Why does this matter? Using what he told me I should be doing, I’m going to point at the Ninth Amendment,
The enumeration in the Constitution, of certain rights, shall not be construed to deny or disparage others retained by the people.
and suggest that anti-abortion laws violate the 9th Amendment. Let’s look at his next argument:
Beyond that, the defenders of abortion rights now are left in the morally depraved state of using the arguments of nineteenth-century slavemasters to defend their right to kill. “It’s my property” has become “it’s my body.” “If you don’t want one, don’t have one” stays the same. “They aren’t even really human” stays the same. “They can’t survive off the plantation” becomes “they can’t survive outside the womb.” On and on the moral depravity goes.
Notice his ad hominem flavored attack. Two keywords are depravity and slavemaster, and these are keyed to make the opposing side, the pro-choice side, distasteful and worthy of hate. The reason to use such an attack can be tactical – meaning, This argument is weak so I better distract the reader with some flash.

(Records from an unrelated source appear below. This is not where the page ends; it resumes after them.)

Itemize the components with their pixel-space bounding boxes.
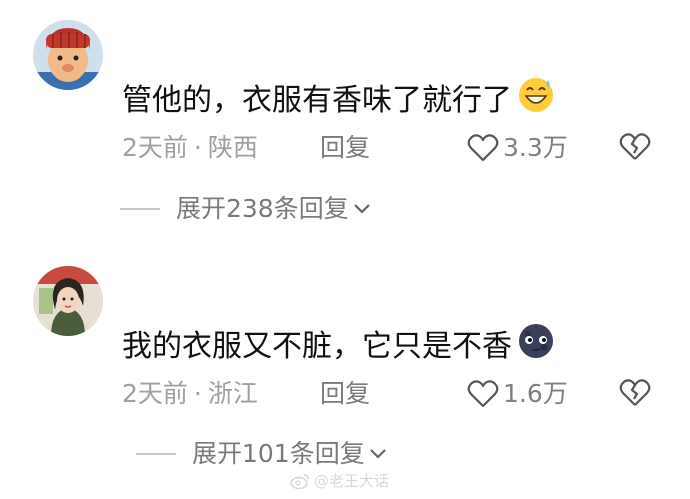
dislike-button[interactable] bbox=[618, 131, 652, 165]
heart-icon bbox=[467, 134, 499, 162]
watermark: @老王大话 bbox=[290, 470, 389, 491]
meta-separator: · bbox=[193, 133, 202, 162]
comment-meta: 2天前 · 浙江 回复 bbox=[122, 377, 370, 411]
expand-replies-button[interactable]: 展开101条回复 bbox=[136, 437, 387, 471]
avatar[interactable] bbox=[33, 266, 103, 336]
comment-text: 我的衣服又不脏，它只是不香 bbox=[122, 320, 556, 367]
divider-line bbox=[136, 453, 176, 455]
expand-replies-label: 展开238条回复 bbox=[176, 194, 349, 223]
expand-replies-label: 展开101条回复 bbox=[192, 439, 365, 468]
comment-body: 管他的，衣服有香味了就行了 bbox=[122, 83, 512, 118]
dislike-button[interactable] bbox=[618, 377, 652, 411]
avatar[interactable] bbox=[33, 20, 103, 90]
chevron-down-icon bbox=[353, 204, 370, 214]
new-moon-face-emoji-icon bbox=[519, 324, 553, 358]
heart-icon bbox=[467, 380, 499, 408]
broken-heart-icon bbox=[619, 133, 651, 160]
meta-separator: · bbox=[193, 379, 202, 408]
chevron-down-icon bbox=[369, 449, 386, 459]
reply-button[interactable]: 回复 bbox=[320, 131, 370, 165]
broken-heart-icon bbox=[619, 379, 651, 406]
weibo-logo-icon bbox=[290, 473, 309, 489]
comment-text: 管他的，衣服有香味了就行了 bbox=[122, 74, 556, 121]
comment-time: 2天前 bbox=[122, 133, 188, 162]
comment-time: 2天前 bbox=[122, 379, 188, 408]
avatar-photo-icon bbox=[33, 266, 103, 336]
comment-body: 我的衣服又不脏，它只是不香 bbox=[122, 329, 512, 364]
like-count: 1.6万 bbox=[503, 379, 568, 408]
avatar-cartoon-icon bbox=[33, 20, 103, 90]
divider-line bbox=[120, 208, 160, 210]
watermark-text: @老王大话 bbox=[314, 472, 390, 490]
like-count: 3.3万 bbox=[503, 133, 568, 162]
grinning-sweat-emoji-icon bbox=[519, 78, 553, 112]
comment-location: 陕西 bbox=[207, 133, 258, 162]
comment-meta: 2天前 · 陕西 回复 bbox=[122, 131, 370, 165]
reply-button[interactable]: 回复 bbox=[320, 377, 370, 411]
comment-location: 浙江 bbox=[207, 379, 258, 408]
like-button[interactable]: 3.3万 bbox=[467, 131, 568, 165]
expand-replies-button[interactable]: 展开238条回复 bbox=[120, 192, 371, 226]
like-button[interactable]: 1.6万 bbox=[467, 377, 568, 411]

He’s using analogy to push along the ad hominem against the pro-choice, and this is where he’s made a critical error, in the fourth part, above. There should be no doubt, given the performance of former enslaved people and their descendants, that proclamations of their inferiority, as found in the speeches of Jefferson Davis and other prominent Southern politicians, were little more than political hot air by men and women who cared more for wealth and power than justice. That’s the basis of the ad hominem, but it breaks down under examination. They can’t survive off the plantation was, of course, false. They can’t survive outside the womb?

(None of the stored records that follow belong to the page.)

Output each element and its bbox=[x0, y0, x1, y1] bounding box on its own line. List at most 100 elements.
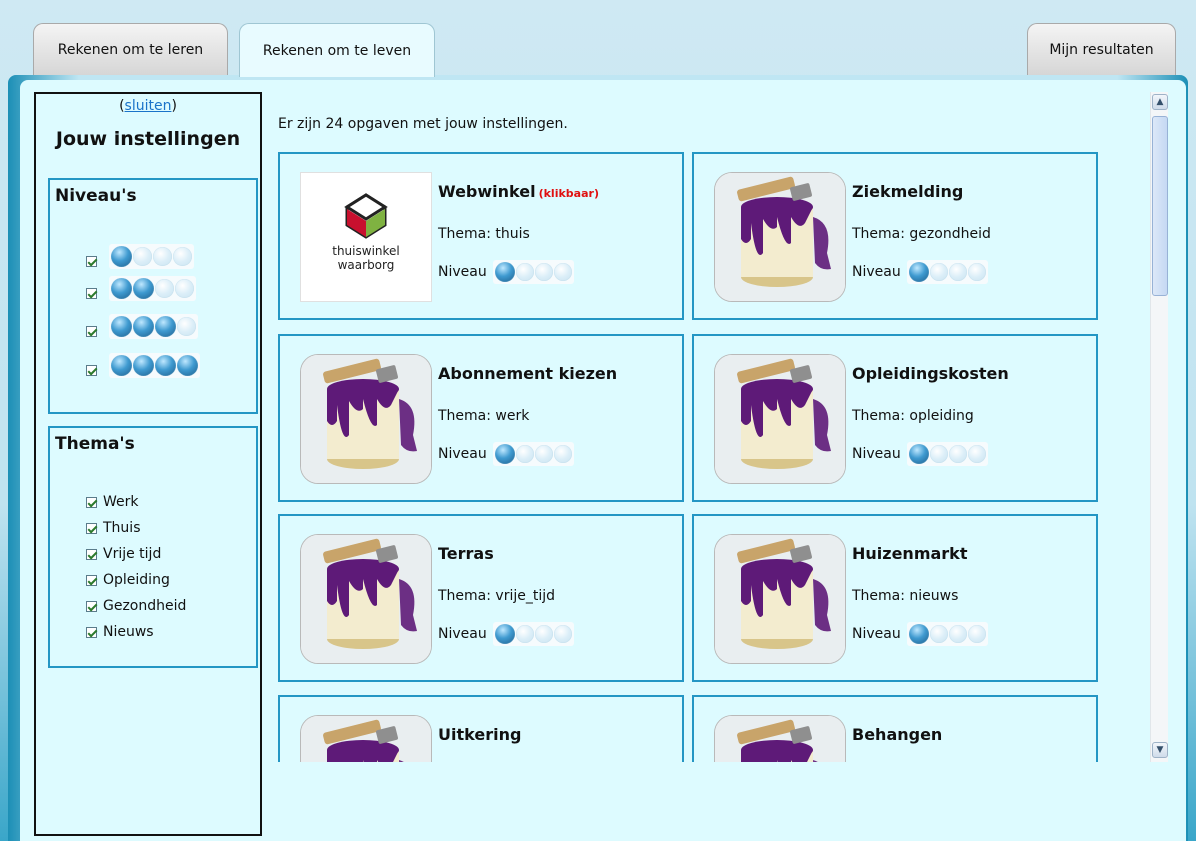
level-dot-empty-icon bbox=[534, 263, 553, 281]
card-theme: Thema: nieuws bbox=[852, 588, 959, 604]
level-dot-empty-icon bbox=[967, 263, 986, 281]
theme-option-werk[interactable]: Werk bbox=[86, 494, 139, 510]
level-dot-empty-icon bbox=[133, 247, 152, 266]
theme-option-vrije-tijd[interactable]: Vrije tijd bbox=[86, 546, 161, 562]
level-3-indicator bbox=[109, 314, 198, 339]
clickable-tag: (klikbaar) bbox=[538, 187, 599, 200]
level-dot-empty-icon bbox=[553, 263, 572, 281]
vertical-scrollbar[interactable]: ▲ ▼ bbox=[1150, 92, 1168, 762]
level-dot-filled-icon bbox=[155, 316, 176, 337]
level-1-checkbox[interactable] bbox=[86, 256, 97, 267]
sidebar-title: Jouw instellingen bbox=[55, 128, 241, 150]
level-dot-empty-icon bbox=[515, 445, 534, 463]
level-dot-empty-icon bbox=[967, 445, 986, 463]
theme-option-opleiding[interactable]: Opleiding bbox=[86, 572, 170, 588]
level-1-indicator bbox=[109, 244, 194, 269]
card-title: Webwinkel (klikbaar) bbox=[438, 182, 599, 201]
exercise-card-ziekmelding[interactable]: Ziekmelding Thema: gezondheid Niveau bbox=[692, 152, 1098, 320]
level-label: Niveau bbox=[852, 446, 901, 462]
card-title-text: Huizenmarkt bbox=[852, 544, 968, 563]
theme-checkbox[interactable] bbox=[86, 496, 97, 508]
paint-can-image bbox=[714, 172, 846, 302]
theme-option-thuis[interactable]: Thuis bbox=[86, 520, 140, 536]
card-level: Niveau bbox=[438, 442, 574, 466]
level-dot-empty-icon bbox=[929, 625, 948, 643]
exercise-card-huizenmarkt[interactable]: Huizenmarkt Thema: nieuws Niveau bbox=[692, 514, 1098, 682]
level-dot-filled-icon bbox=[133, 316, 154, 337]
level-4-checkbox[interactable] bbox=[86, 365, 97, 376]
level-dot-empty-icon bbox=[553, 625, 572, 643]
paint-can-image bbox=[300, 715, 432, 762]
card-title: Opleidingskosten bbox=[852, 364, 1009, 383]
level-option-3[interactable] bbox=[86, 314, 198, 339]
theme-option-gezondheid[interactable]: Gezondheid bbox=[86, 598, 186, 614]
card-title-text: Ziekmelding bbox=[852, 182, 964, 201]
card-title: Behangen bbox=[852, 725, 942, 744]
paint-can-icon bbox=[301, 535, 431, 663]
exercise-card-terras[interactable]: Terras Thema: vrije_tijd Niveau bbox=[278, 514, 684, 682]
close-link[interactable]: sluiten bbox=[125, 98, 172, 114]
level-dot-filled-icon bbox=[908, 624, 929, 644]
logo-text-line1: thuiswinkel bbox=[332, 244, 400, 258]
level-dot-filled-icon bbox=[111, 316, 132, 337]
card-title: Abonnement kiezen bbox=[438, 364, 617, 383]
theme-label: Werk bbox=[103, 494, 139, 510]
scroll-down-button[interactable]: ▼ bbox=[1152, 742, 1168, 758]
level-option-2[interactable] bbox=[86, 276, 196, 301]
theme-checkbox[interactable] bbox=[86, 626, 97, 638]
level-dot-filled-icon bbox=[494, 624, 515, 644]
tab-label: Rekenen om te leven bbox=[262, 42, 412, 59]
scrollbar-thumb[interactable] bbox=[1152, 116, 1168, 296]
level-2-indicator bbox=[109, 276, 196, 301]
paint-can-image bbox=[714, 534, 846, 664]
level-dot-filled-icon bbox=[908, 262, 929, 282]
card-title-text: Webwinkel bbox=[438, 182, 536, 201]
close-row: (sluiten) bbox=[119, 98, 177, 114]
tab-rekenen-om-te-leven[interactable]: Rekenen om te leven bbox=[239, 23, 435, 77]
level-dot-empty-icon bbox=[515, 625, 534, 643]
level-dot-filled-icon bbox=[494, 444, 515, 464]
tab-rekenen-om-te-leren[interactable]: Rekenen om te leren bbox=[33, 23, 228, 75]
exercise-card-abonnement-kiezen[interactable]: Abonnement kiezen Thema: werk Niveau bbox=[278, 334, 684, 502]
level-3-checkbox[interactable] bbox=[86, 326, 97, 337]
exercise-card-uitkering[interactable]: Uitkering bbox=[278, 695, 684, 762]
level-2-checkbox[interactable] bbox=[86, 288, 97, 299]
themes-title: Thema's bbox=[55, 434, 135, 454]
theme-option-nieuws[interactable]: Nieuws bbox=[86, 624, 154, 640]
tab-mijn-resultaten[interactable]: Mijn resultaten bbox=[1027, 23, 1176, 75]
paint-can-image bbox=[300, 534, 432, 664]
card-title: Uitkering bbox=[438, 725, 521, 744]
exercise-list: thuiswinkel waarborg Webwinkel (klikbaar)… bbox=[272, 150, 1144, 762]
card-title-text: Uitkering bbox=[438, 725, 522, 744]
exercise-card-webwinkel[interactable]: thuiswinkel waarborg Webwinkel (klikbaar)… bbox=[278, 152, 684, 320]
paint-can-icon bbox=[301, 355, 431, 483]
paint-can-image bbox=[300, 354, 432, 484]
level-label: Niveau bbox=[438, 446, 487, 462]
results-count-text: Er zijn 24 opgaven met jouw instellingen… bbox=[278, 116, 568, 132]
theme-checkbox[interactable] bbox=[86, 574, 97, 586]
level-dot-empty-icon bbox=[948, 445, 967, 463]
logo-text-line2: waarborg bbox=[338, 258, 395, 272]
paint-can-icon bbox=[715, 716, 845, 762]
level-option-1[interactable] bbox=[86, 244, 194, 269]
card-title-text: Behangen bbox=[852, 725, 943, 744]
level-dot-empty-icon bbox=[967, 625, 986, 643]
card-level: Niveau bbox=[852, 260, 988, 284]
level-dot-filled-icon bbox=[133, 278, 154, 299]
theme-checkbox[interactable] bbox=[86, 548, 97, 560]
card-level-indicator bbox=[492, 442, 574, 466]
theme-checkbox[interactable] bbox=[86, 600, 97, 612]
scroll-up-button[interactable]: ▲ bbox=[1152, 94, 1168, 110]
paint-can-icon bbox=[715, 535, 845, 663]
card-level: Niveau bbox=[438, 260, 574, 284]
level-dot-empty-icon bbox=[553, 445, 572, 463]
theme-checkbox[interactable] bbox=[86, 522, 97, 534]
exercise-card-behangen[interactable]: Behangen bbox=[692, 695, 1098, 762]
level-dot-empty-icon bbox=[175, 279, 194, 298]
thuiswinkel-logo: thuiswinkel waarborg bbox=[300, 172, 432, 302]
levels-title: Niveau's bbox=[55, 186, 137, 206]
level-option-4[interactable] bbox=[86, 353, 200, 378]
level-dot-empty-icon bbox=[153, 247, 172, 266]
exercise-card-opleidingskosten[interactable]: Opleidingskosten Thema: opleiding Niveau bbox=[692, 334, 1098, 502]
theme-label: Opleiding bbox=[103, 572, 170, 588]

No, a fetus can’t. Take a fetus out of a woman’s womb prior to reaching term, dump it on a lactating woman’s breast, and, depending on its age, it’ll die immediately to a few minutes later. That term baby, on the other hand, will, barring certain tragic medical problems inherent in the messy business of being biological, happily suckle and, with luck, go on to prosperity.

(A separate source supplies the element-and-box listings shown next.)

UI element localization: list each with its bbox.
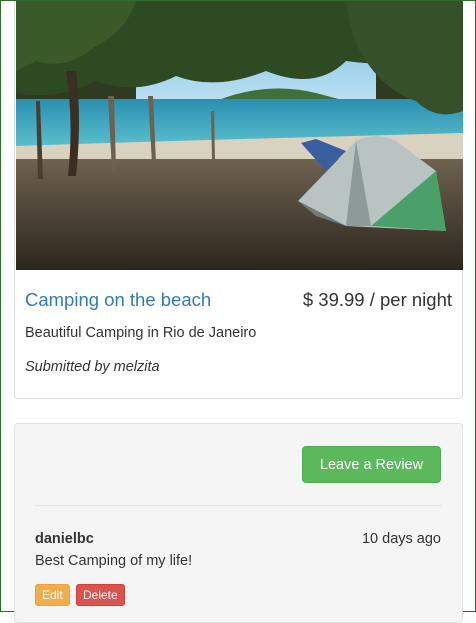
reviews-divider xyxy=(35,505,442,506)
review-text: Best Camping of my life! xyxy=(35,553,193,569)
campground-description: Beautiful Camping in Rio de Janeiro xyxy=(25,325,257,341)
reviews-panel: Leave a Review danielbc 10 days ago Best… xyxy=(14,423,463,623)
review-timestamp: 10 days ago xyxy=(361,531,441,547)
leave-review-button[interactable]: Leave a Review xyxy=(302,446,441,483)
campground-title-link[interactable]: Camping on the beach xyxy=(25,289,211,311)
submitted-by-label: Submitted by melzita xyxy=(25,359,160,375)
review-author: danielbc xyxy=(35,531,94,547)
campground-price: $ 39.99 / per night xyxy=(302,289,452,310)
delete-review-button[interactable]: Delete xyxy=(76,584,125,606)
edit-review-button[interactable]: Edit xyxy=(35,584,70,606)
campground-card: Camping on the beach $ 39.99 / per night… xyxy=(14,1,463,399)
campground-photo xyxy=(16,1,463,270)
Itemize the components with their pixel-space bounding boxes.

This lack of biological severability serves to differentiate the fetus from the infant; but it is a magnitude greater than that between adult and the immature. To call a fetus a baby is simply an intellectual error; to call it an unborn baby is to heap deeply dishonest propaganda on top of that intellectual error.
But medically we can save that fetus taken early from the mother’s womb, you say? It doesn’t matter. We have grown human ears on the backsides of rats – does that make them human? The test here isn’t what medical miracles can be used to heroically save the premature, but the natural flow of events. Upon that is based morality. And, yes, the SCOTUS test of viability is wrong.
Erickson’s failure here also validates the statements he seeks to bring to grief. Yes, it is her body. Yes, a fetus is not human, seeing as, depending on age, it lacks a brain, a heart, other recognizable internal organs, and it’s totally and completely dependent on the woman and her health to survive. It has no independent life nor, until near the end, thought.
And, no, abortion is not depravity. It doesn’t matter how much ad hominem is deployed. Erickson, in the midst of attempting to condemn abortion through association with the ignoble arguments for slavery, has instead bolstered the argument on the pro-choice side of the issue because of unclear thinking, a faulty analogy, an eagerness to employ ad hominem, and a dependence, conscious or not, on confirmation bias.
This is why it’s so hard to take Erickson seriously sometimes.